Mgr Sanchez Sorondo, secrétaire de l’Académie pontificale des sciences sociales, est interrogé dans La Croix :

S "Avec la globalisation, la question est de savoir comment atteindre le bien commun au plan international. Que constate-t-on ? L’impuissance des États à contrôler, y compris le plus fort d’entre eux, les États-Unis ! La globalisation a fait exploser le temps et l’espace. Donc, plus que jamais, ce qui est en jeu c’est la gouvernance internationale. Celle-ci peut-elle se contenter d’être économique et financière ? La crise montre qu’il faut aussi tenir compte de la politique et de l’éthique. Le capitalisme est le système le plus performant pour la production des biens. Mais il provoque des inégalités et des injustices considérables. Or, le rôle de l’État, c’est justement la justice. Il manque aujourd’hui un niveau supra-national qui soit à même de remplir ce rôle.
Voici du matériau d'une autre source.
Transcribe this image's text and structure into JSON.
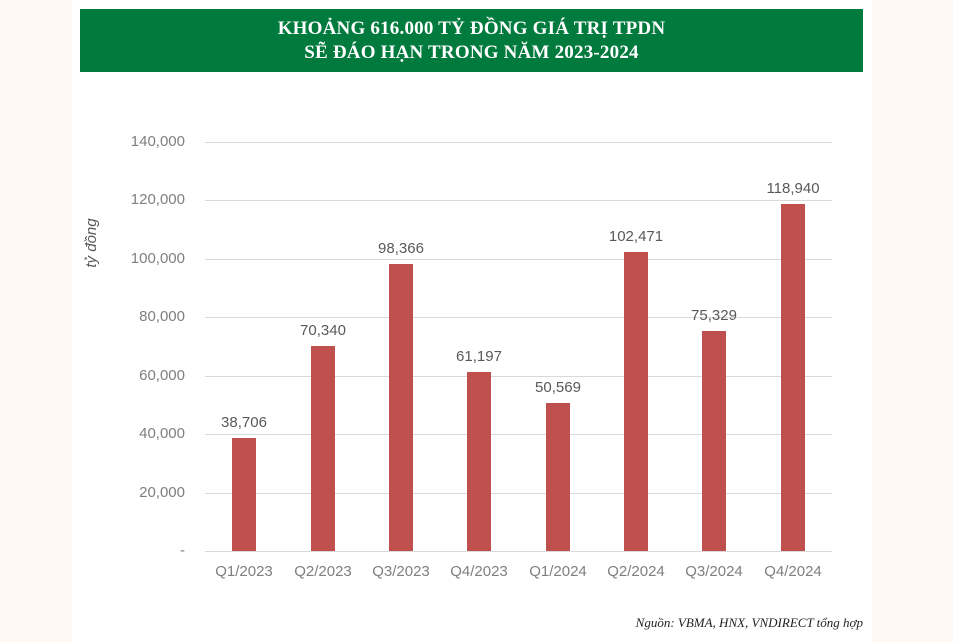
{
  "banner": {
    "line1": "KHOẢNG 616.000 TỶ ĐỒNG GIÁ TRỊ TPDN",
    "line2": "SẼ ĐÁO HẠN TRONG NĂM 2023-2024"
  },
  "colors": {
    "banner_bg": "#007a3d",
    "bar": "#c0504d",
    "grid": "#d9d9d9",
    "page_bg": "#fdf8f4"
  },
  "source": "Nguồn: VBMA, HNX, VNDIRECT tổng hợp",
  "chart_data": {
    "type": "bar",
    "title": "KHOẢNG 616.000 TỶ ĐỒNG GIÁ TRỊ TPDN SẼ ĐÁO HẠN TRONG NĂM 2023-2024",
    "xlabel": "",
    "ylabel": "tỷ đồng",
    "categories": [
      "Q1/2023",
      "Q2/2023",
      "Q3/2023",
      "Q4/2023",
      "Q1/2024",
      "Q2/2024",
      "Q3/2024",
      "Q4/2024"
    ],
    "values": [
      38706,
      70340,
      98366,
      61197,
      50569,
      102471,
      75329,
      118940
    ],
    "value_labels": [
      "38,706",
      "70,340",
      "98,366",
      "61,197",
      "50,569",
      "102,471",
      "75,329",
      "118,940"
    ],
    "ylim": [
      0,
      140000
    ],
    "yticks": [
      0,
      20000,
      40000,
      60000,
      80000,
      100000,
      120000,
      140000
    ],
    "ytick_labels": [
      "-",
      "20,000",
      "40,000",
      "60,000",
      "80,000",
      "100,000",
      "120,000",
      "140,000"
    ],
    "grid": true,
    "legend": null,
    "source": "Nguồn: VBMA, HNX, VNDIRECT tổng hợp"
  }
}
Le Fonds monétaire international (FMI) peut-il jouer ce rôle ?

Encore faudrait-il qu’il soit au service de tous les États. Aujourd’hui, les mécanismes de décision reflètent trop souvent les intérêts d’un petit nombre de nations, voire d’une seule.

L’Église n’aurait-elle pas dû condamner plus fortement les dérèglements des marchés financiers dont le monde paye aujourd’hui les conséquences ?

Mais elle l’a fait, elle n’a cessé de mettre en garde contre le tout-finance, il suffit de lire ! Au Moyen Âge, déjà, l’Église avait interdit l’usure, c’est-à-dire des dettes hors de proportion avec l’économie réelle. Les documents les plus récents de la Doctrine sociale ne cessent de dire que nous ne pouvons pas seulement faire de la finance pour la finance. Dans son encyclique sur le travail, Jean-Paul II avait souligné que la globalisation ne doit pas être qu’une globalisation économique mais aussi une globalisation des solidarités. Le compendium de la doctrine sociale explicite bien que l’économie n’est pas la fin de l’homme. Or, que s’est-il passé ? On a considéré le capital et le marché comme s’ils étaient des personnes, dotés de rationalité et de leurs propres justifications. Alors qu’il s’agit en réalité de choses que nous faisons et qui dépendent de l’homme. L’Église ne peut pas entrer dans les mécanismes techniques des marchés, des banques. Mais les grands principes de la doctrine sociale n’ont rien perdu de leur pertinence. Ils ont été rappelés à maintes reprises par Jean-Paul II, et Benoît XVI se situe dans cette même tradition. Nous attendons de lui un document qui puisse expliciter cette doctrine par rapport à la globalisation actuelle du marché et de l’économie."